Open sunaynagoel opened 4 years ago
Another question
How can I capture the output of this code into a new table with two columns (with headers- name, frequency ).
#Top 10 token without stemming
tokens %>% dfm( stem=F ) %>% topfeatures( )
The output is
natural organic products brands ingredients skincare fragrance 22 17 8 6 6 5 5 might using want 5 4 4
Regarding loading data, you would save the file to a specific directory, then set that as your working directory and use readLines()
to read in text files.
setwd( "C:/Users/Documents/TextAnalysis" ) # wherever your file is located
x <- readLines( "dear_john_letter_1.txt", warn=FALSE )
The output of topfeatures(() is a numeric vector with name attributes. You can convert it to a data frame in a few ways.

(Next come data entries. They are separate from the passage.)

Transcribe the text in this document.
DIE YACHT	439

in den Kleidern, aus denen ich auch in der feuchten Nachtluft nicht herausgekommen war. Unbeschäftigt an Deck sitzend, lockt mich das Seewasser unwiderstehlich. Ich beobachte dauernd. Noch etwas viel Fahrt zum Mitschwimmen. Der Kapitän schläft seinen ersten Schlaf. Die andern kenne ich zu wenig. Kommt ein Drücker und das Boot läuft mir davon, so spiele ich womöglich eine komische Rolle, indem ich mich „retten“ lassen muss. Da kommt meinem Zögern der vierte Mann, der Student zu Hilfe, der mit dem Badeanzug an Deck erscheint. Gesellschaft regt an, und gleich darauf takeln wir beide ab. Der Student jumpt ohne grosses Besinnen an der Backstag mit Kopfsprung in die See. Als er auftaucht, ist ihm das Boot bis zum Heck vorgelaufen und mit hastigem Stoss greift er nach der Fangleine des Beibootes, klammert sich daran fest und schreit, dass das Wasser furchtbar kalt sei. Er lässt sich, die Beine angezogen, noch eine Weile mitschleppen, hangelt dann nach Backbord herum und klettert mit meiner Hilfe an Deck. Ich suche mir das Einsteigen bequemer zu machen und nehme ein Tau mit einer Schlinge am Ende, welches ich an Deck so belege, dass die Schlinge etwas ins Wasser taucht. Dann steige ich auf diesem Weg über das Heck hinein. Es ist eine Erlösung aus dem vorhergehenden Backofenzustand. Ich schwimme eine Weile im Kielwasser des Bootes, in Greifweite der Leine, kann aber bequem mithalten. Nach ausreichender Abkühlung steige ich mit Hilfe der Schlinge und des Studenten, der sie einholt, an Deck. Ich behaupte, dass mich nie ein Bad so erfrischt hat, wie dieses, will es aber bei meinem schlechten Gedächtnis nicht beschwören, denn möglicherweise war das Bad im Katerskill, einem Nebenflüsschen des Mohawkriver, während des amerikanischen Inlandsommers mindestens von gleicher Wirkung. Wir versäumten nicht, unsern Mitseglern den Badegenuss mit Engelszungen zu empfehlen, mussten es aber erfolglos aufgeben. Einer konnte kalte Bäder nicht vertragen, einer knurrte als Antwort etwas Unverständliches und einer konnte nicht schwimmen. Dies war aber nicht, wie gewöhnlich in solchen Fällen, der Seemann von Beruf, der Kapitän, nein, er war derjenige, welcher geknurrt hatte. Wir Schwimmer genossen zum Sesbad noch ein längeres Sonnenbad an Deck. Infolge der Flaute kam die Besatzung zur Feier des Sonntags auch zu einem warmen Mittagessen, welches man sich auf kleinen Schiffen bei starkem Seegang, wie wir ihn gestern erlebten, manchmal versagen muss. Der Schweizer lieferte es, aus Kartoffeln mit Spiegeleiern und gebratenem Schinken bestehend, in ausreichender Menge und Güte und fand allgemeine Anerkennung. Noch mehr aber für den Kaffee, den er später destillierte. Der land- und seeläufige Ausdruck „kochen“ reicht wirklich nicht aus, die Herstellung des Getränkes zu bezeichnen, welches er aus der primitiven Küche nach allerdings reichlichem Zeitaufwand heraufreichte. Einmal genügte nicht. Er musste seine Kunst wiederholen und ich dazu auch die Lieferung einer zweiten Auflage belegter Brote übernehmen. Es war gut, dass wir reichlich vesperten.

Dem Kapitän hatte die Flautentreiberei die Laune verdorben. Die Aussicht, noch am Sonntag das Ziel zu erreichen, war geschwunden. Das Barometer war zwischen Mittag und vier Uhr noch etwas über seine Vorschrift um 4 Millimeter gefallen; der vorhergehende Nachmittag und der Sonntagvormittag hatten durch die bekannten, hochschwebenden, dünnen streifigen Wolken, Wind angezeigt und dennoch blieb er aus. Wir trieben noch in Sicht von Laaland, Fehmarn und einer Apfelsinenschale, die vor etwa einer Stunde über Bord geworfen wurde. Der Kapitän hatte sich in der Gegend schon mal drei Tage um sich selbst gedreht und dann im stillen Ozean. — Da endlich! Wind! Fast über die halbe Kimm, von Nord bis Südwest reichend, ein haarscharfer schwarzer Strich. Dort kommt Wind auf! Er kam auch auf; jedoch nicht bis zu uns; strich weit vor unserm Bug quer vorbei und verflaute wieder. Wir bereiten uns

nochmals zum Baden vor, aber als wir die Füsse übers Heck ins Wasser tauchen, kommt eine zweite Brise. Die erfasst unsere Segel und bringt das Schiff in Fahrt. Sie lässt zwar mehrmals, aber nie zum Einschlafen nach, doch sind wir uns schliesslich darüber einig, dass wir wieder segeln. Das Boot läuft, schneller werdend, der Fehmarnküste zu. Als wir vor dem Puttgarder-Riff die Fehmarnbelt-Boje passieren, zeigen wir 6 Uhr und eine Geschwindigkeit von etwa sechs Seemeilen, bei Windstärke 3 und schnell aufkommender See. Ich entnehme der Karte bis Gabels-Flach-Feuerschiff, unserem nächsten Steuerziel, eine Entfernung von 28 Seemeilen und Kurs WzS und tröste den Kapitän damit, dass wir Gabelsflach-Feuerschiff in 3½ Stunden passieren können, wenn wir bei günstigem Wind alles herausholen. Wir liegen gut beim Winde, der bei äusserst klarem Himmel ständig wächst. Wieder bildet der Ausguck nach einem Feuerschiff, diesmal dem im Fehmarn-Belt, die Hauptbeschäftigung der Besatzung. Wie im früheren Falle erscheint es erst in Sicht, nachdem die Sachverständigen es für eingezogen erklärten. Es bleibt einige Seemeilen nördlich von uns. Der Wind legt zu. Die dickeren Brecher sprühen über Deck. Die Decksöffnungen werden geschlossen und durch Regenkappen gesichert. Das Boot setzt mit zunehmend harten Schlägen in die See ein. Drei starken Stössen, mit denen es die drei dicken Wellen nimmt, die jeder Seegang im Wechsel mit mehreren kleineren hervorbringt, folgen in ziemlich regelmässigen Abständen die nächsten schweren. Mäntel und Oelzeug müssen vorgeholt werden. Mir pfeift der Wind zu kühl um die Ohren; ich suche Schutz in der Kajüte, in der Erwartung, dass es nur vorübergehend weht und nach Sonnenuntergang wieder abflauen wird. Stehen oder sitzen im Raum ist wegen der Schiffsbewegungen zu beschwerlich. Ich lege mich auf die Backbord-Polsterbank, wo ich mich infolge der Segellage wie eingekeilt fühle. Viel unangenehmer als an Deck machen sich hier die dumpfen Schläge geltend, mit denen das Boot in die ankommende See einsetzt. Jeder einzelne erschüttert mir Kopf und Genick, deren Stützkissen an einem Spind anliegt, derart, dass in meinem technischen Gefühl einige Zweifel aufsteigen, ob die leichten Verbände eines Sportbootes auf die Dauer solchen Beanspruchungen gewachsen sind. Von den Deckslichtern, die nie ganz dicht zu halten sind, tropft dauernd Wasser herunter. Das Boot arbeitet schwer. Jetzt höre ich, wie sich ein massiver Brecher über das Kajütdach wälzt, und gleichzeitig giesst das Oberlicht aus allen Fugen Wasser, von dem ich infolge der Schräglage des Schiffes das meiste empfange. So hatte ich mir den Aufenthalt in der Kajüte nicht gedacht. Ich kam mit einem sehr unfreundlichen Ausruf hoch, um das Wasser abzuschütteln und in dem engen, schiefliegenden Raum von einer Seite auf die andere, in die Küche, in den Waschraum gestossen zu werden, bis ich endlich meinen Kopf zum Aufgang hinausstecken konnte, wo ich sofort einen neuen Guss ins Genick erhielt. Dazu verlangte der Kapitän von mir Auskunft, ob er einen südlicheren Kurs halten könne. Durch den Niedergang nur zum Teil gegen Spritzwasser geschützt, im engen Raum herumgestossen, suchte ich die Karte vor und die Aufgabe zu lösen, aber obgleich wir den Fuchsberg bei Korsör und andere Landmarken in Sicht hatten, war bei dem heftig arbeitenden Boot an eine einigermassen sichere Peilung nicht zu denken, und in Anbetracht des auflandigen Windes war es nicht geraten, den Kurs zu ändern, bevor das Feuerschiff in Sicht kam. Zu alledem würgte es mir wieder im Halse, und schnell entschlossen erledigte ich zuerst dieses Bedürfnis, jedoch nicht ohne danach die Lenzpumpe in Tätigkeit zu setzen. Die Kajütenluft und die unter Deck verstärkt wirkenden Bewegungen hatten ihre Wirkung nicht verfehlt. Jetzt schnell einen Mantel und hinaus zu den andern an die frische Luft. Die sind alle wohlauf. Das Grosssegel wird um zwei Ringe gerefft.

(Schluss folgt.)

You can create a new data frame and assign the vector names as one column and the vecture value as another:
tf <- tokens %>% dfm( stem=F ) %>% topfeatures( )
data.frame( name=names(tf), freq=tf, row.names=NULL )
name freq
1 provide 251
2 community 209
3 support 156
4 mission 144
5 education 142
6 youth 125
7 organization 117
8 educational 114
9 children 104
10 school 100
Since tables convert nicely to data frames you can also double-cast the numeric vector:
as.data.frame( as.table( tf ) )
Var1 Freq
1 provide 251
2 community 209
3 support 156
4 mission 144
5 education 142
6 youth 125
7 organization 117
8 educational 114
9 children 104
10 school 100
Note that topfeatures() outputs the first ten results. You can as for as many as you would like:
tf <- tokens %>% dfm( stem=F ) %>% topfeatures( n=100 )
@lecy thank you so much. These really help a lot.
What is good way to load a local .txt to R for text analysis with making a working directory?
file.choose() forces me to choose a file every time I run the code.
I tried read.table() as well with full path but it changes the data in the file, not sure why.